Cette présence de Lantara dans la forêt suffirait-elle à faire de lui un « précurseur de l’école de Barbizon » s’il n’en avait pas par ailleurs anticipé les pratiques et méthodes de travail ?

Un texte publié juste après la mort de l’artiste dans les Mémoires secrets dits de Bachaumont, chronique anonyme des événements survenus dans les années 1762-1787, présente l’artiste attentif à l’observation des phénomènes atmosphériques :

  • « On le voyait souvent les yeux fixés sur un sombre orage, ou sur un brillant crépuscule, se pénétrer des jeux bizarres de la nature. ».

Une anecdote publiée quelques années plus tard nous montre directement Lantara travaillant en plein air :

  • « Quelque temps après il fut à Montmartre se promener ; tout à coup il regarde le ciel : qu’il est beau ! dit-il ; jamais je n’en ai trouvé un plus propre à peindre ; allons, ces nuages sont si bien placés que si je puis les rendre dans mon tableau, je ferai un chef-d’œuvre…. Soudain il revient chez lui, près du Louvre, prendre ses pinceaux et ses cartons ; mais quand il fut revenu à Montmartre, il trouva les nuages dispersés et le ciel tout à fait changé. ».

Ce témoignage invérifiable correspond-il réellement à la méthode de travail de notre peintre ? Publié en 1817, il montre bien la préoccupation du travail « sur le motif » qui est celle des paysagistes au tournant du 19ème siècle et dont témoigne également le célèbre traité publié en 1799 par le peintre P.- H. de Valenciennes.

Un attachement à la tradition du paysage français classique

Pourtant les Mémoires secrets précisent bien que c’est à la tradition du paysage français classique du 17ème siècle que se rattache Lantara :

  • « Personne n’a mieux exprimé les différentes heures du jour ; il excelloit dans la perspective aérienne : la vapeur de ses paysages approche beaucoup celle de Claude Lorrain : ses matinées respirent une fraîcheur ravissante.

On a de lui des soleils levants & couchants, dignes de piquer la curiosité des amateurs : ses clairs de lune sont d’un argentin où l’on ne peut s’empêcher de reconnoître une vérité unique. ».

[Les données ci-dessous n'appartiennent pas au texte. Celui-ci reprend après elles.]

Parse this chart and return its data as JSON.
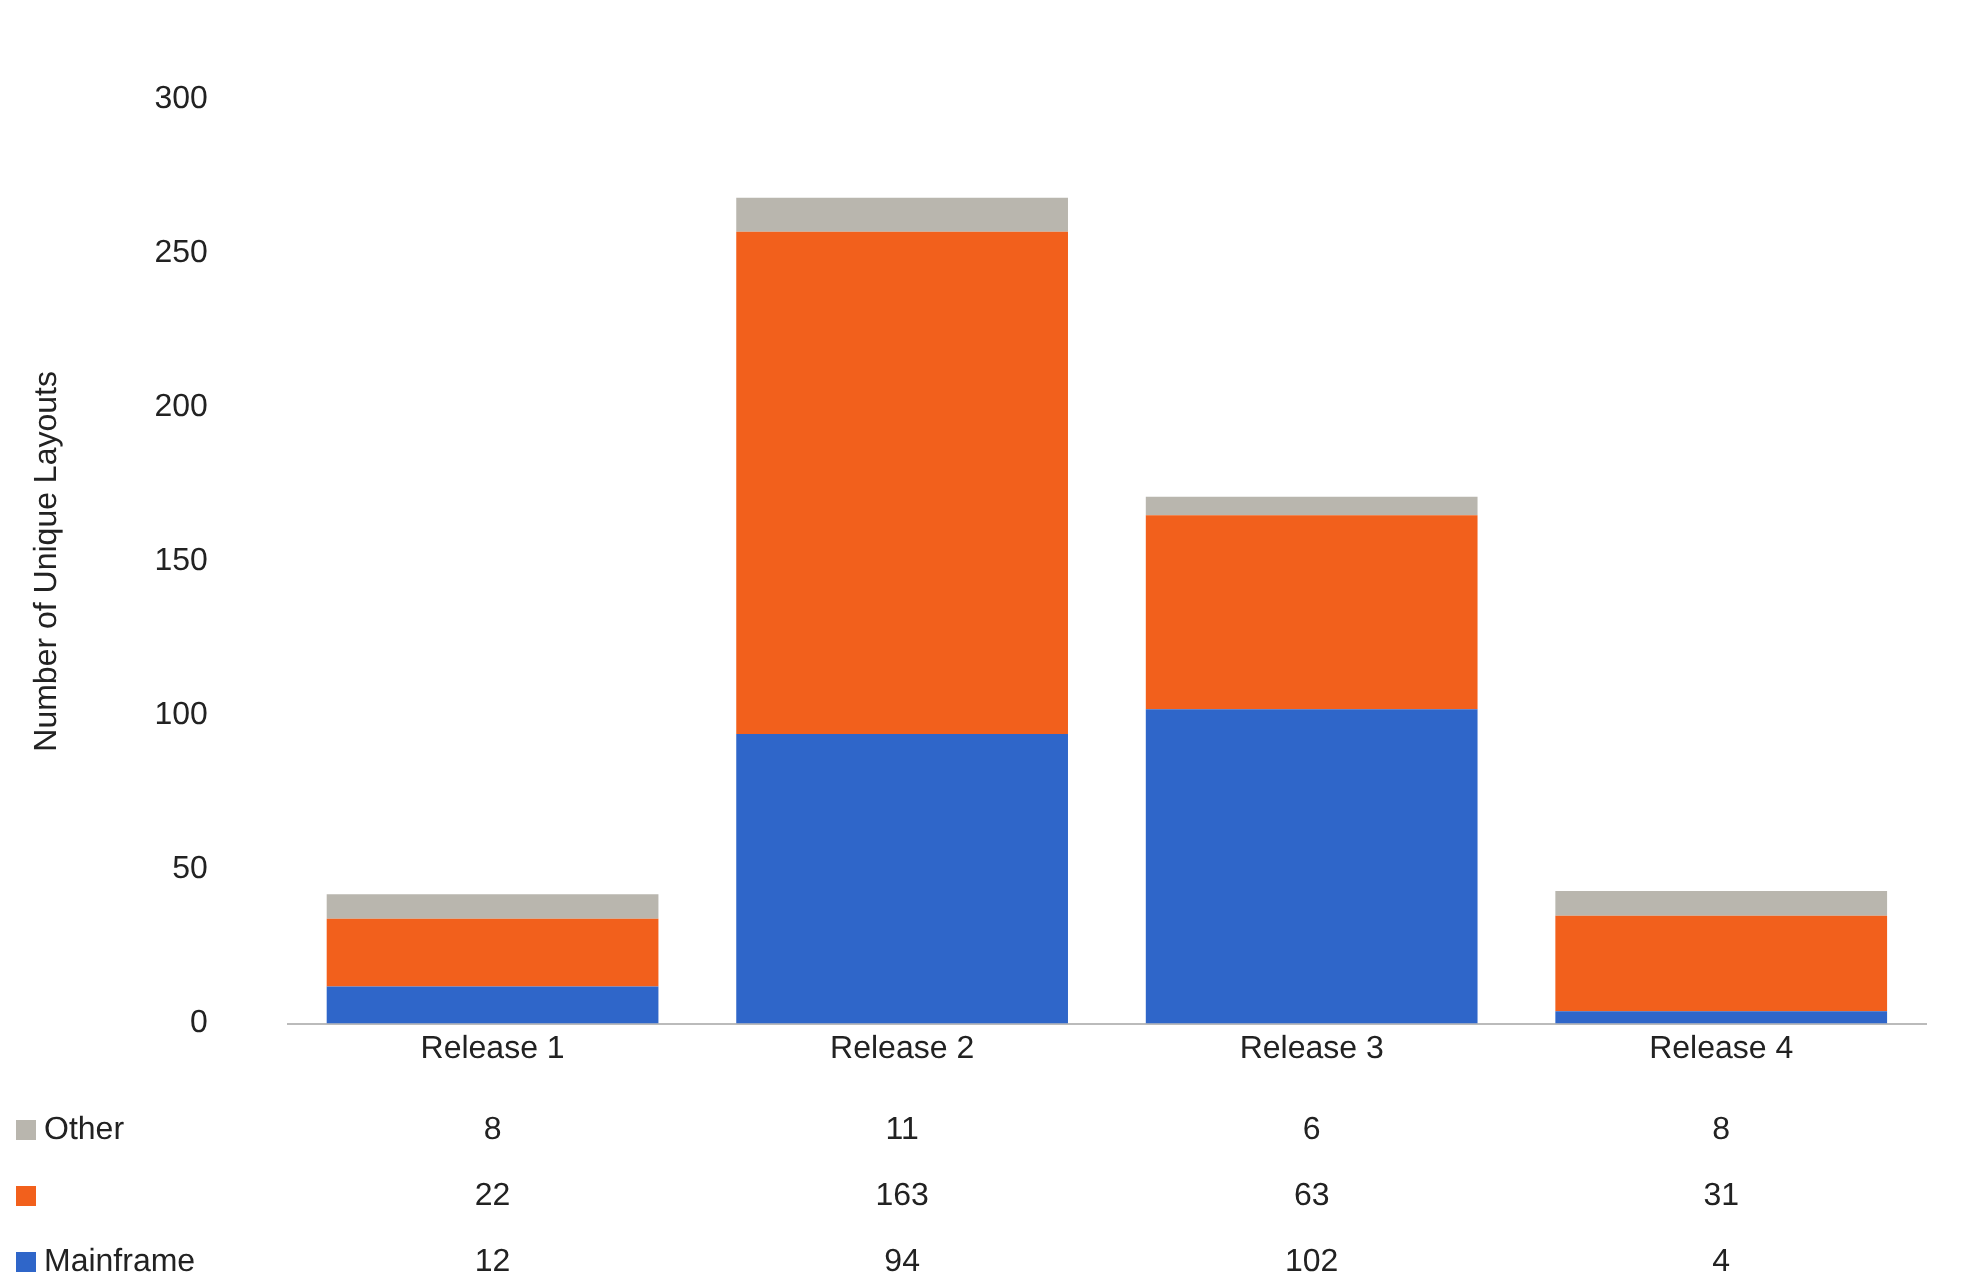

Les paysages de Lantara ont d’ailleurs été souvent comparés avec ceux de son contemporain Claude-Joseph Vernet (1714 – 1789), lui même héritier de la tradition classique de Poussin et Lorrain qu’il avait étudiée à Rome.

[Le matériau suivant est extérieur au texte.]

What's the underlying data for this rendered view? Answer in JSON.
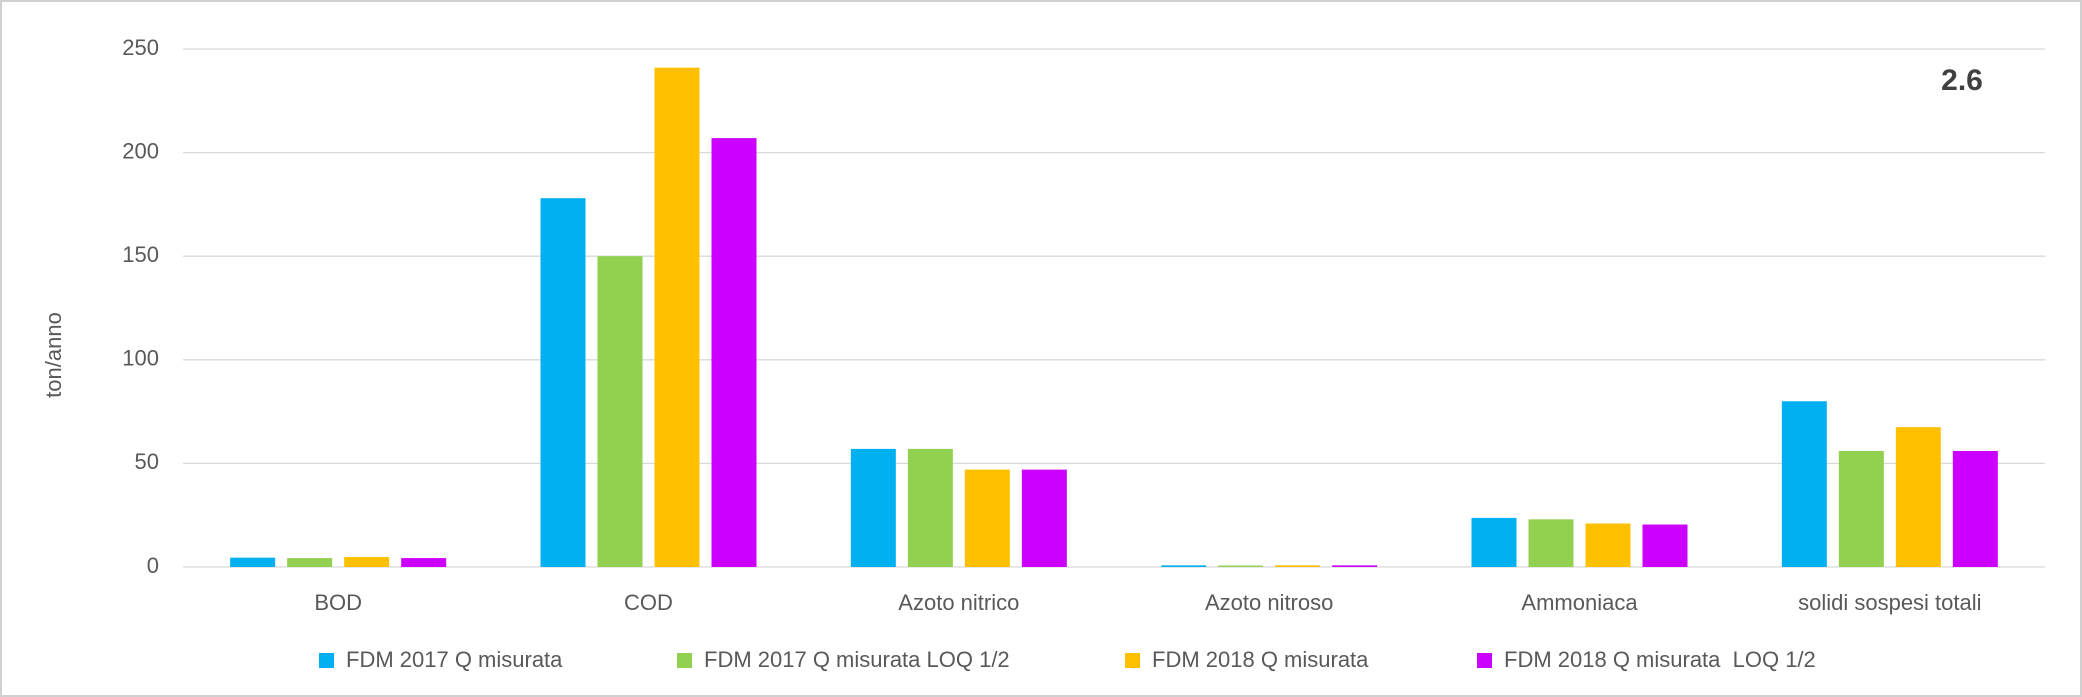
{
  "chart_data": {
    "type": "bar",
    "annotation": "2.6",
    "y_label": "ton/anno",
    "categories": [
      "BOD",
      "COD",
      "Azoto nitrico",
      "Azoto nitroso",
      "Ammoniaca",
      "solidi sospesi totali"
    ],
    "series": [
      {
        "name": "FDM 2017 Q misurata",
        "color": "#00b0f0",
        "values": [
          4.5,
          178,
          57,
          0.8,
          23.7,
          80
        ]
      },
      {
        "name": "FDM 2017 Q misurata LOQ 1/2",
        "color": "#92d050",
        "values": [
          4.3,
          150,
          57,
          0.7,
          23,
          56
        ]
      },
      {
        "name": "FDM 2018 Q misurata",
        "color": "#ffc000",
        "values": [
          4.8,
          241,
          47,
          0.8,
          21,
          67.5
        ]
      },
      {
        "name": "FDM 2018 Q misurata  LOQ 1/2",
        "color": "#cc00ff",
        "values": [
          4.3,
          207,
          47,
          0.8,
          20.5,
          56
        ]
      }
    ],
    "ylim": [
      0,
      250
    ],
    "yticks": [
      0,
      50,
      100,
      150,
      200,
      250
    ],
    "grid": true,
    "legend": "bottom"
  }
}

Mais chaque génération est tentée d’interpréter l’histoire de l’art à l’aune de ses propres préoccupations et l’on a pu aller jusqu’à faire de Lantara un « visionnaire, sorte de Turner avant la lettre […], précurseur des paysagistes romantiques et même des impressionnistes ».

Il n’est donc pas étonnant que la génération de 1830, à laquelle on peut rattacher les principaux peintres de Barbizon, ait pu voir en lui le précurseur qui légitimait ses propres pratiques artistiques.

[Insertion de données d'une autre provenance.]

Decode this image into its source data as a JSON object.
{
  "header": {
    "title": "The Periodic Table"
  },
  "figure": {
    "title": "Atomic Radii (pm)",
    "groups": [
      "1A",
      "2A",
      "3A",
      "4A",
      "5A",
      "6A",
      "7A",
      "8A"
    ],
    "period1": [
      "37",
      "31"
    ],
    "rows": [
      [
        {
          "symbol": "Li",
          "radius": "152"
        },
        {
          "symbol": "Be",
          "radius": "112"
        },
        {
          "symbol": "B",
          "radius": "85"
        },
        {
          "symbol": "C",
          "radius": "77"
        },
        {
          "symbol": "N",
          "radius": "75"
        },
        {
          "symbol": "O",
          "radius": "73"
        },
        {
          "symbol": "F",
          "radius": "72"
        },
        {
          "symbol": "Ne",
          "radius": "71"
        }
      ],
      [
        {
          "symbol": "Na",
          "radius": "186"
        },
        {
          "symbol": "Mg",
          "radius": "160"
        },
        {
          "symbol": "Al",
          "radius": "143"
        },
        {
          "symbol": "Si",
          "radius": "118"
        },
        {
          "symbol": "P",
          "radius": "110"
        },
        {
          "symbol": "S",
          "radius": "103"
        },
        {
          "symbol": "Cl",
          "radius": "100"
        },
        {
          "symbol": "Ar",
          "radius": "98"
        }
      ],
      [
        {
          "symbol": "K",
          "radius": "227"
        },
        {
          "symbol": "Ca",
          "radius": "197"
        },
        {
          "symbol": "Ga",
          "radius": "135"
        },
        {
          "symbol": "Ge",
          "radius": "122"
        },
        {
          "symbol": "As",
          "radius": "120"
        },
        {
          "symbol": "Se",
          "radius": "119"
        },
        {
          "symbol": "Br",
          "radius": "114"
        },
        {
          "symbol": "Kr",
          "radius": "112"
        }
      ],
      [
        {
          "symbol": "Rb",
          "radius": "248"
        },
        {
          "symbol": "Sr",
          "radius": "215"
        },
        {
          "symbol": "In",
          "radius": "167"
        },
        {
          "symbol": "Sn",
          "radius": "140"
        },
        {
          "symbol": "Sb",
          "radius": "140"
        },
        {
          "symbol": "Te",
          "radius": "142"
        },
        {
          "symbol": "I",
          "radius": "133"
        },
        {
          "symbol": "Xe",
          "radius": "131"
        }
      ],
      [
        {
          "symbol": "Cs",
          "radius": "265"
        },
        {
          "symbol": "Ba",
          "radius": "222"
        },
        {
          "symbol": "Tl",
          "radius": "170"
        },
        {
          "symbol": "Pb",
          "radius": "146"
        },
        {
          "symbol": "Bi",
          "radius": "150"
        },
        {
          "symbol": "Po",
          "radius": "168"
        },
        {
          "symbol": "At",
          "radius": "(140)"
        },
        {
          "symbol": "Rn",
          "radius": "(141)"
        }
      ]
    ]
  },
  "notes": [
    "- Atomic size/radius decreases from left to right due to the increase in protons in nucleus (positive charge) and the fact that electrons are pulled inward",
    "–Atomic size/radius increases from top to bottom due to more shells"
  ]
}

Il suffit pourtant de regarder sans préjugés les dessins de ce charmant artiste pour constater qu’il est bien un homme de la deuxième moitié du 18ème siècle à qui, en raison d’une célébrité tardive et involontairement usurpée, on a voulu faire jouer bien des rôles qui n’étaient pas les siens.


Bibliographie : Hervé Joubeaux, Simon-Mathurin Lantara (1729-1778) : un paysagiste et sa légende. Catalogue d’exposition, Musée départemental de l'École de Barbizon, 16 avril-18 juillet 2011. Saint-Étienne : IAC, éditions d’art, 2011.